In the United States, dying from a spider bite is extremely rare. There are less than three deaths per year because of spider bites. In Illinois, the only spiders that can cause harm to humans are brown recluse and black widow spiders.


They can't chew


Almost all spiders are carnivores, so it may come as a surprise to learn that they can't chew, at least not like we do. Unlike mammals and most insects, spiders do not have mandibles that aid in biting and chewing. Instead, they have chelicerae, which are external structures that work similar to a jaw. Spiders use their chelicerae to hold prey in place while they inject it with venom.


Instead of chewing their food, spiders will first "spit" enzymes either on or in their prey. This will liquify it. Then they eat the prey by sucking in the juices.


They all make silk, but they don't all make webs


All spiders make silk — it's one of the things that makes a spider a spider. However, not all spiders make webs. A spider web is technically any structure made of silk that is used to catch prey. About half of all known spider species catch prey with silky webs.


Among spiders that don't make webs, silk is used in many different ways. Some spiders build nests and cocoons from their silk, and some use silk strands to wrap up their prey. Silk strands can also be used as drop lines or anchor lines, trailing behind them as they move about. Spiders even sometimes eat their silk and use it to make new silk.


They can be very big and very small


When you think about the biggest spiders you've seen, wolf spiders may come to find. These spiders, which include hundreds of different species, can be between a half-inch to an inch or two long, but they aren't even close to the biggest spiders in the world.


The title of world's largest spider could be awarded to two different species, depending on whether the crowning criteria is leg span or body mass. By leg span, the giant huntsman is the largest, with a leg span of as great as 12 inches. By weight, a tarantula species called the Goliath birdeater takes the cake, weighing in at 6 ounces. Don't worry. You're unlikely to encounter either of these spider species. The giant huntsman lives in Laos in Asia, and the Goliath birdeater lives in rainforests in South America.

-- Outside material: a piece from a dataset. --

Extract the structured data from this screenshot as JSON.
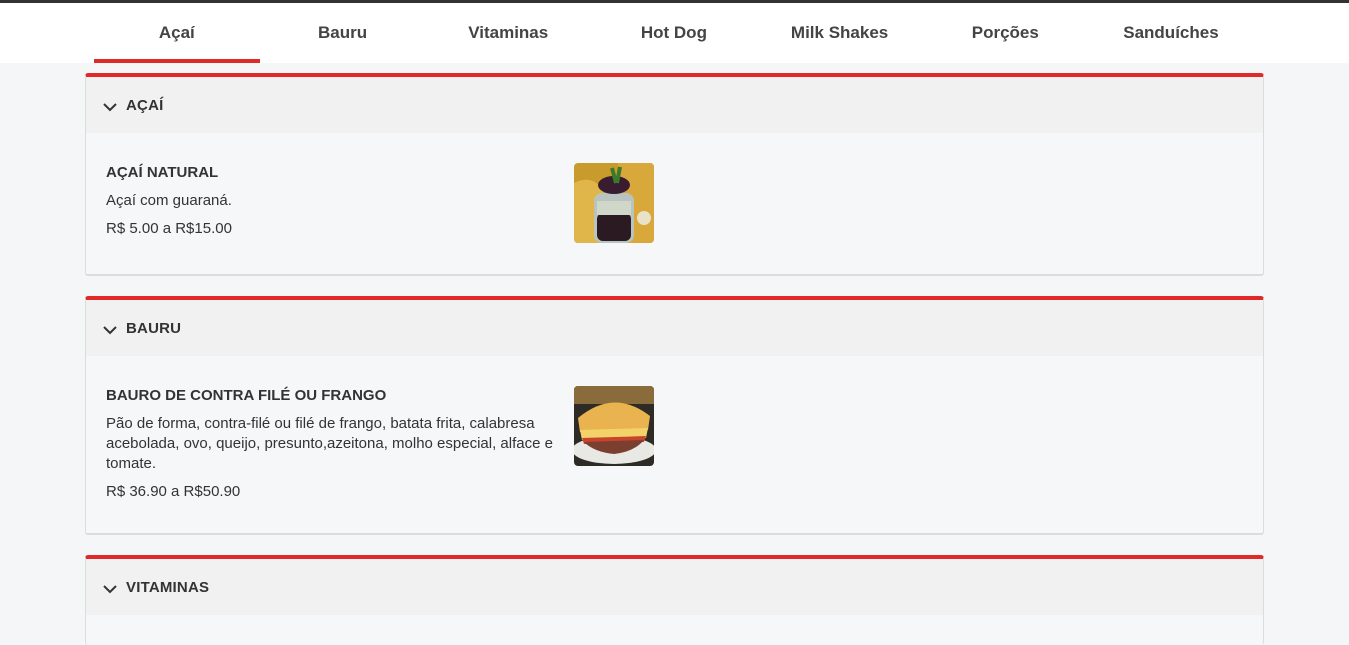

The title of world's smallest spider is contested too. The Patu digua, which is native to Colombia, is often said to be the world's smallest spider, with a body that's only 0.015 inches long. That’s easily small enough to fit on the head of a pin. But another species, the Anapistula caecula of West Africa, is thought to be even smaller. The females of the species measure just slightly larger than the male Patu diguas, and female spiders are almost always larger than males. It's never been proven that male Anapistula caeculas are smaller because they've never been seen or photographed.


There's a day dedicated to saving them


National Save A Spider Day, celebrated each year on March 14, certainly isn't on par with holidays like Thanksgiving and Halloween, but raising awareness about the importance of spiders is as good a reason for a holiday as any.

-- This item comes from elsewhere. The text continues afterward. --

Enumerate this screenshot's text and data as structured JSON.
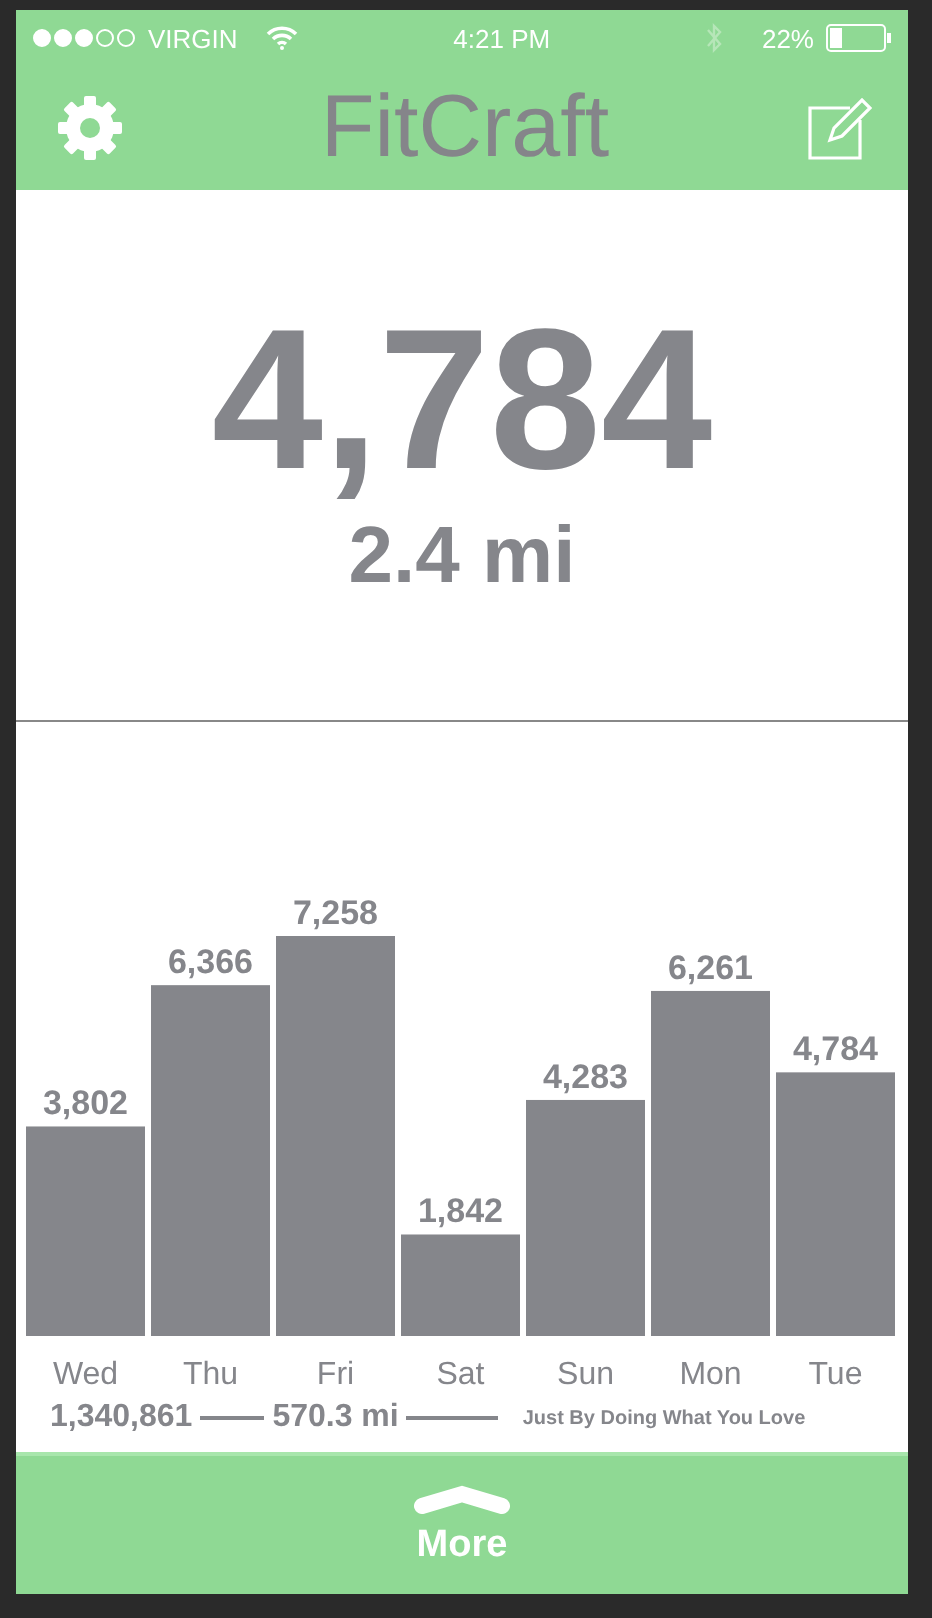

The festivities on National Save A Spider Day are low key as holidays go. It's a good time to step a little more carefully and try to tolerate any eight-legged creatures you come across. Really, though, if you can be convinced to save a spider on March 14, you can — and should — do it every day.


Need convincing? Spiders actually play an important role in the ecosystem, primarily as predators of insects. Their hunting of these insects helps keep their populations in check and food chains in balance.